Students from South Queens Junior High School packed the council chambers on Nov. 19, supporting the Queens County Skatepark Association.
Ian Kent and David Gunn, members of the association, pitching the park to councillors that day, in the hopes of getting support for their bid to build a skate park.
The proposal is to put in a 15,000 square foot park, at a cost of around $750,000.
For funding, the association is looking at several sources, including municipal, provincial, federal, and raising money from the community. Corporate sponsorship would also be used if it is available.
The association is looking for about 40 per cent of the total to come from the Region. However Kent presented options for the council to consider.
"It doesn't need to come in the form of a check. It can come from planning, resources and preparation," he said.
It would take about $225,000 to get the site prepared. Site preparation, however, is something the Region is well versed in with its construction projects. He said they have both the equipment and the manpower to do that part of the build already.
Another part could come from donating the land. Next to Queens Place Emera Centre seems most plausible to put the skate park, they said. Based cost on assessment costs of land around Queens Place that would amount to about $22,490 in an in kind donation.
The waterfront was also an option the association looked at, but the property in question, where the former Legion stood, is on the market for $300,000.
"We see those as viable options, but if you have appropriate alternative suggestions we would look at it as a committee," said Kent.
A skatepark's appeal would go beyond just the borders of Queens County, said Gunn.

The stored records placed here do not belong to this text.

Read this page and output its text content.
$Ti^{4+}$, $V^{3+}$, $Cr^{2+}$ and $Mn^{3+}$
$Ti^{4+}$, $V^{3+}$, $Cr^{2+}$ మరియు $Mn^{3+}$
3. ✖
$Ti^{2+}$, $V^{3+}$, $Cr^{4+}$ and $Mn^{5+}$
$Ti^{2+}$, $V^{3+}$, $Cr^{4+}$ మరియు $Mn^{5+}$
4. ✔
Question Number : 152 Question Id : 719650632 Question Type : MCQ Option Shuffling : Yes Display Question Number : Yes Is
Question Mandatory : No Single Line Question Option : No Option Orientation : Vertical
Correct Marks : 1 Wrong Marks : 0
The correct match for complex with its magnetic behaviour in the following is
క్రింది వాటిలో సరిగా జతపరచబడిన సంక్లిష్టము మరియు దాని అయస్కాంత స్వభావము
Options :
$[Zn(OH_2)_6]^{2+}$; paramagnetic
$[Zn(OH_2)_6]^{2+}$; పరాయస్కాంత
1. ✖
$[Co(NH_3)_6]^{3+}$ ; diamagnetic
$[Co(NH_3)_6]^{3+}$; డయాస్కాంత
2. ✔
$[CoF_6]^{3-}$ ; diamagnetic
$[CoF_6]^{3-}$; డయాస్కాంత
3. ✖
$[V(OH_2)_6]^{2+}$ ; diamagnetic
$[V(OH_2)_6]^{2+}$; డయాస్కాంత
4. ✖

If built right, there is the potential to bring in events and tourists from outside the area to use the park.
This isn't a project the association would like done in a few years either. They asked the Region of Queens for an answer on support within 30 to 60 days. The reason is once they have support they can target the fiscal years of governments, to maximize their chances of getting the build funded. If support and funding are lined up quickly enough, the total build time would be about six months. This could mean a skatepark could be a reality by late next summer.
The association addressed some of the myths about the sport that are out there, including high insurance (actually around $1,000 to $3,000 a year, about the same as a baseball diamond), injury rate (lower than that of golf and fishing), and that it is a fad (it is one of the fastest growing sports in Canada).
Gunn added over his eight years in the emergency room he has only seen three or four injuries related to skateboarding.
Maintenance for the structure is inexpensive as well, at under $1,000 a year.
Several small communities in Nova Scotia already have skateparks, such as Chester, Annapolis Royal, New Minas, Berwick, Yarmouth and Fall River.
The association is looking at raising around $115,000. Though it seems like a lot, they believe it is a doable goal even with the other fundraising initiatives that have happened in Queens County over the past few years.
Without Region support in some form, however, the association would not be able to move forward with their plans, said Kent.
Councillors expressed their support for the project, though some were leery about the total cost of the project. Mayor Christopher Clarke promised the association an answer by the end of January.